This formula is really like pull the wool over someone's eye.
It is just a machinery, an algorithmic formula that counts the passages over the $x$ axis. It is an algorithm in disguise, written as a formula.
It is a clever trick, and it looks much less mysterious after one sees that:
$$\frac{d}{dt}\left(-\arctan\left(\frac{f'(t)}{f(t)}\right)\right) = \frac{f'(t)^2-f(t)f''(t)}{f(t)^2+f'(t)^2}$$
So we may rewrite
$$-\arctan\left(\frac{f'(a)}{f(a)}\right)+\int_{a}^{b}\frac{f'(t)^2-f(t)f''(t)}{f(t)^2+f'(t)^2}\,dt$$
as
$$-g(f(a)) + \int_a^b \frac{d}{dt}g(f(t)) dt$$
with
$$g(f(t)) = -\arctan\left(\frac{f'(t)}{f(t)}\right)$$
And it's easy to see that
$$-g(f(a)) + \int_a^b \frac{d}{dt}g(f(t)) dt = g(f(b))$$
So why bother with the integral formula ??? Why bother if what it is in the end is just
$$g(f(b)) = -\arctan\left(\frac{f'(b)}{f(b)}\right)$$
Well, here comes the clever trick.
First of all, we want to use the $\arctan$ because it's a function with a domain of $\mathbb{R}$ and a limited image, while it's monotonic.
If we use $\arctan\left(\frac{1}{f(t)}\right)$ we have a function that "passes through" $\frac{\pi}{2}$ every time $f(t)$ crosses the $x$ axis.
But the problem of the $\arctan$ is that it goes from $\frac{\pi}{2}$ to $-\frac{\pi}{2}$ if the $f(t)$ crosses the $x$ axis from the positive side to negative and viceversa (from $-\frac{\pi}{2}$ to $\frac{\pi}{2}$ when the function crosses from negative to positive).
We don't want the viceversa.
What we want instead is something that wraps from $\frac{\pi}{2}$ to $-\frac{\pi}{2}$ when the $f(x)$ crosses the $x$ axis, in whatever direction. We never want the $\arctan$ to wrap in the opposite direction.
So, here it is $\arctan\left(\frac{f'(t)}{f(t)}\right)$, which does exactly this. Whenever $f(t)$ crosses the $x$ axis, it wrap from $\frac{\pi}{2}$ to $-\frac{\pi}{2}$ and it never wraps in the other direction.
So far so good. But next, we really don't want the arctan to wrap. What we would like to have, instead, is a function that continues in the same direction without wrapping. Instead of wrapping, we would like the arctan to continue growing as if it add to itself an offset of $\pi$ at every wrap.

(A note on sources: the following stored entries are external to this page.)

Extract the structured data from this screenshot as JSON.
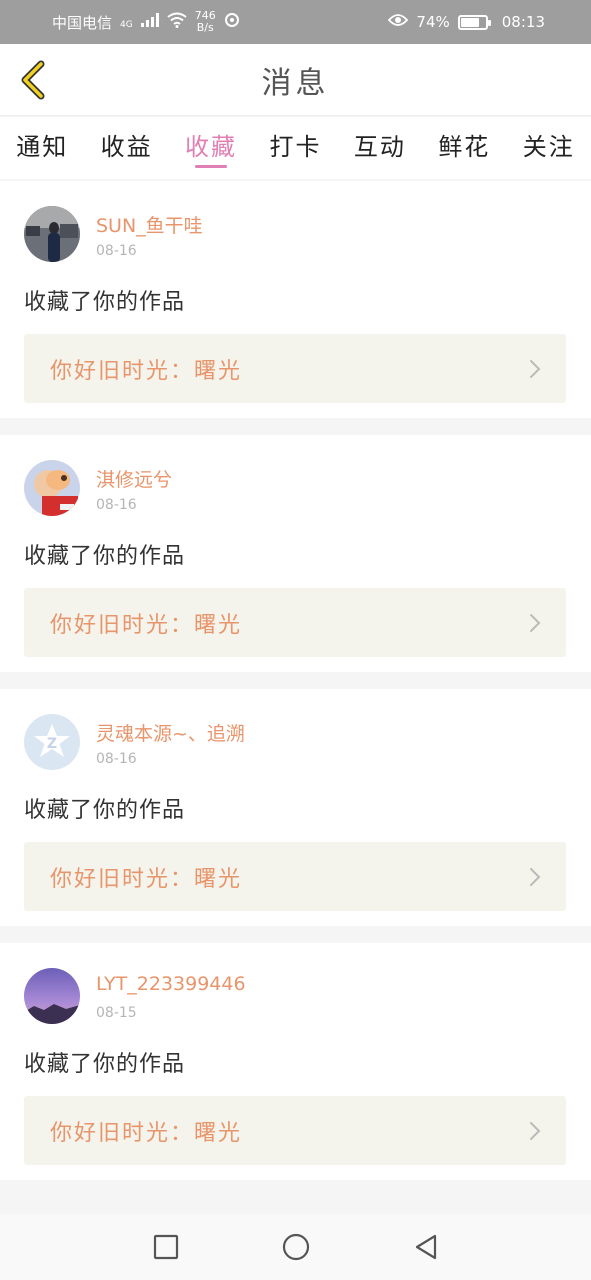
{
  "status_bar": {
    "carrier": "中国电信",
    "network": "4G",
    "speed_value": "746",
    "speed_unit": "B/s",
    "battery": "74%",
    "time": "08:13"
  },
  "header": {
    "title": "消息",
    "back_icon": "chevron-left-icon"
  },
  "tabs": [
    {
      "label": "通知",
      "active": false
    },
    {
      "label": "收益",
      "active": false
    },
    {
      "label": "收藏",
      "active": true
    },
    {
      "label": "打卡",
      "active": false
    },
    {
      "label": "互动",
      "active": false
    },
    {
      "label": "鲜花",
      "active": false
    },
    {
      "label": "关注",
      "active": false
    }
  ],
  "messages": [
    {
      "username": "SUN_鱼干哇",
      "date": "08-16",
      "action": "收藏了你的作品",
      "work": "你好旧时光：曙光"
    },
    {
      "username": "淇修远兮",
      "date": "08-16",
      "action": "收藏了你的作品",
      "work": "你好旧时光：曙光"
    },
    {
      "username": "灵魂本源~、追溯",
      "date": "08-16",
      "action": "收藏了你的作品",
      "work": "你好旧时光：曙光"
    },
    {
      "username": "LYT_223399446",
      "date": "08-15",
      "action": "收藏了你的作品",
      "work": "你好旧时光：曙光"
    }
  ],
  "colors": {
    "accent": "#e07fb3",
    "username": "#e8956b",
    "work_bg": "#f4f4ec",
    "back_icon": "#f0d020"
  }
}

In this way, every $\pi$ times, it means that the function $f(t)$ crosses the $x$ axis. What we have to do is to look at the value of the unwrapping arctan and divide by $\pi$.
And for this we have $$\int_{a}^{b}\frac{f'(t)^2-f(t)f''(t)}{f(t)^2+f'(t)^2}\,dt$$
All what it is the formula above is an "unwrapping arctan".
Since it's the integral of the derivative of the arctan, it's just the arctan in disguise, but with the remarkable feature that it doesn't wrap, it continues to grow. All the tiny $d f(x)$ are added continuously without wrapping as the integral "evolves".
Then, all we have to do in the end is to divide by $\pi$ and round all up, so that in the end we have a neat number.
And the starting point $-\arctan\left(\frac{f'(a)}{f(a)}\right)$ is precisely the starting point. It avoids to have a wrong result (+1 or -1 the exact result) after we round the partial result.
Plotting some easy example like this: https://www.desmos.com/calculator/yr4ljmpcmr really help to visualize the machinery behind the formula.
And that's all, I think. A really clever trick.